Version Control Using Git & Github

Mind Map - Version Control


Part 1 - What? Why? When?

This blog is aimed at novices who are taking their first plunge in understanding and applying version control using git and github. It is suggested to use the mind map and then cover one to two parts in a day will applying all the concepts and terminal commands learnt in this.

Be considerate that version control and effective use of terminal will take some time and be best wishes and efforts to made it easier.

Basic Concept

If you can relate to the following scenario then git and github might not be required right now.

An initial version of a document has been prepared and emailed to a peer/senior for review. You will not be making concurrent changes to the same version. After it hasb been reviewed a marked up version is received with changes, which are either are accepted, rejected or updated. This is simplest form of review and collaboration we experience and tools like MS Words track changes will be sufficient for your use case.

If you can relate to the following scenario then git and github is for you.

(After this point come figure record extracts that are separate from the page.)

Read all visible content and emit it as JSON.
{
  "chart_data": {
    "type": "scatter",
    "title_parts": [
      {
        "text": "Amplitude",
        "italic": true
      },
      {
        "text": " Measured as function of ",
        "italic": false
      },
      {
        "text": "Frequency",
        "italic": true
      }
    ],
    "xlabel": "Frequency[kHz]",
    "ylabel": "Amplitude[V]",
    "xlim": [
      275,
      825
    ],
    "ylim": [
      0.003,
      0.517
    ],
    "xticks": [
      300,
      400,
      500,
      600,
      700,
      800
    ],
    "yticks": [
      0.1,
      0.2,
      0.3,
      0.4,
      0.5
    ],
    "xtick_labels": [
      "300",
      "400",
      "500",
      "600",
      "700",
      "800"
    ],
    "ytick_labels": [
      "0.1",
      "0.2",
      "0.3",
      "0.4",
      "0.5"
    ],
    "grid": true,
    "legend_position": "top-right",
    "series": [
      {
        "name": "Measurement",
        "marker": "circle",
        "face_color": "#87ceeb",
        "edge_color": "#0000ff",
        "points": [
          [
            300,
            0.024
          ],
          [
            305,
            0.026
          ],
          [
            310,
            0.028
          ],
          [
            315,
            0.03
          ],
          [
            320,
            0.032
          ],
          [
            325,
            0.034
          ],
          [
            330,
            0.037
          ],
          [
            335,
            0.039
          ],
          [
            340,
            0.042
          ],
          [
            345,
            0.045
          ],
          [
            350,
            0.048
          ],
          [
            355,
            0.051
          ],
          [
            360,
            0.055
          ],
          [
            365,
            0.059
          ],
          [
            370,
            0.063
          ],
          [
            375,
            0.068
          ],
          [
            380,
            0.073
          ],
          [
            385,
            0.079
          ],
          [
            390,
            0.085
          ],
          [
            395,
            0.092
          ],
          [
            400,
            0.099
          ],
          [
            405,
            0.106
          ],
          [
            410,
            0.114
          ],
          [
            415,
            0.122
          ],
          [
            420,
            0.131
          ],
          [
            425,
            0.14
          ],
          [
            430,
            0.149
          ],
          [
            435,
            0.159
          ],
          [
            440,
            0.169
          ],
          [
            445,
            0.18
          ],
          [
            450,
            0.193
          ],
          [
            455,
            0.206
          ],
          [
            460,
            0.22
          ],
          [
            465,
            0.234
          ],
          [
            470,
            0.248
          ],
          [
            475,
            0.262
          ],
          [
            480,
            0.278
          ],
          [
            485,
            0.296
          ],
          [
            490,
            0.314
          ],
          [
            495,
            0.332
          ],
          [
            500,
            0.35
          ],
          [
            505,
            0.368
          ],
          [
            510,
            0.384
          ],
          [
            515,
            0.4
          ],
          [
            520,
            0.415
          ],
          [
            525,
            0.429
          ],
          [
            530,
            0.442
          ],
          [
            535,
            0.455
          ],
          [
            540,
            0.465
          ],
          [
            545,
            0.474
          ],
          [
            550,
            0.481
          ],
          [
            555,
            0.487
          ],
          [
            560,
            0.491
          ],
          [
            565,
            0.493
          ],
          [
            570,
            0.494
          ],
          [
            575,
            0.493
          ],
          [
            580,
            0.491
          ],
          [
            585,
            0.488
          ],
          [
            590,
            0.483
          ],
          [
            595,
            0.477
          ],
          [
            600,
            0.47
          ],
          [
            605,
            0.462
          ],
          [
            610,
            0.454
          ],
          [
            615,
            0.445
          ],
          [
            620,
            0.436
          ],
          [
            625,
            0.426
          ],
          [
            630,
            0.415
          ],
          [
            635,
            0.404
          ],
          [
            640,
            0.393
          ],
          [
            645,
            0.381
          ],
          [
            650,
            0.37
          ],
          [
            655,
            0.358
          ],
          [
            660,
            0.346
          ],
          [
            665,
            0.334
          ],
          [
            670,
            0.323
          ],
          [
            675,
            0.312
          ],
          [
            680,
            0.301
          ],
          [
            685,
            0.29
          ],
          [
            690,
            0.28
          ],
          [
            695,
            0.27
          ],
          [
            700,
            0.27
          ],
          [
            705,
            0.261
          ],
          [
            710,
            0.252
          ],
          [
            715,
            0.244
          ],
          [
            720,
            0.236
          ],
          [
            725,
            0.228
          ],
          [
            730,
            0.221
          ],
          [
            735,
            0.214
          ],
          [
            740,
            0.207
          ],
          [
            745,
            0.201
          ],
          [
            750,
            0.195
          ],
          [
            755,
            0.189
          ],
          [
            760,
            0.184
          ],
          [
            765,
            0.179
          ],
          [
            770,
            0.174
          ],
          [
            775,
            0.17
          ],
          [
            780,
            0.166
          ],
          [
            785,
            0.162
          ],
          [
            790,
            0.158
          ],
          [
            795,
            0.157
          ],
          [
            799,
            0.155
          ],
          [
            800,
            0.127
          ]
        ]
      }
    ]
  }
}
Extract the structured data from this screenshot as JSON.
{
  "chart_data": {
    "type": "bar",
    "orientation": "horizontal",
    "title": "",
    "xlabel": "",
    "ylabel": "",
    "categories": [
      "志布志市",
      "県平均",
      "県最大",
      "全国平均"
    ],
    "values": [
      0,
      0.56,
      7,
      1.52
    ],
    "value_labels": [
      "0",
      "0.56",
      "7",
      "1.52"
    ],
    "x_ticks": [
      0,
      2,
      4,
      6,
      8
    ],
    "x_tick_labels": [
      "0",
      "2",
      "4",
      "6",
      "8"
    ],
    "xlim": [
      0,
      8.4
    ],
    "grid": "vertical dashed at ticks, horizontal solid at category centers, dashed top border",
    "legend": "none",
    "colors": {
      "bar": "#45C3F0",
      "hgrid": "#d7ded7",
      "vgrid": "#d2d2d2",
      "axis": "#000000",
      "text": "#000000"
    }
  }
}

A document is shared with multiple peer for review, wherein each of reviewers will be making updates, giving comments, refactoring the code and document. During this process you will also be making concurrent changes in the same document. You want a mechanism to track all such changes and make the updates in the final document.

Continue reading the rest of the blog if you resonated with the above.

Benefits

Git and github specifically addresses the challenge of multiple contributors working on the same project. Key benefits to be achieved are stated below.

  • Ability to track changes and updates by different contributor and reviewers.
  • Allowing roll back to prior versions.
  • For all commits/updates, documentation, via explanatory messages is enforced for future reference. This provide better context to others involved in the project.
  • Git automatically notifies when the current work conflicts with someone else’s, so it’s harder (but not impossible) to accidentally overwrite work.

Typical use cases

Larger projects, especially text based code repositories and plain text document are focused use cases. Use cases basically stem from the challenges version control aims to address and somewhat reflective of the benefits stated above.

  • Collaborative projects with multiple contributors.
  • Open source projects.
  • Formal tracking of different version during numerous stages of development.
  • Ability to revert of earlier version, should things don’t work out as planned.

Part 2 - Framework & Nomenclature

After getting an understanding of what git is and what problem it addresses, it is important to get an overview of the framework and key terminologies that is used for git. These specific terminology will feature time and again. Following, definitions aims to communicate an intuitive essence of the concept, which may not be exactly match the official explanation from Git, but the aim is get the primary message across.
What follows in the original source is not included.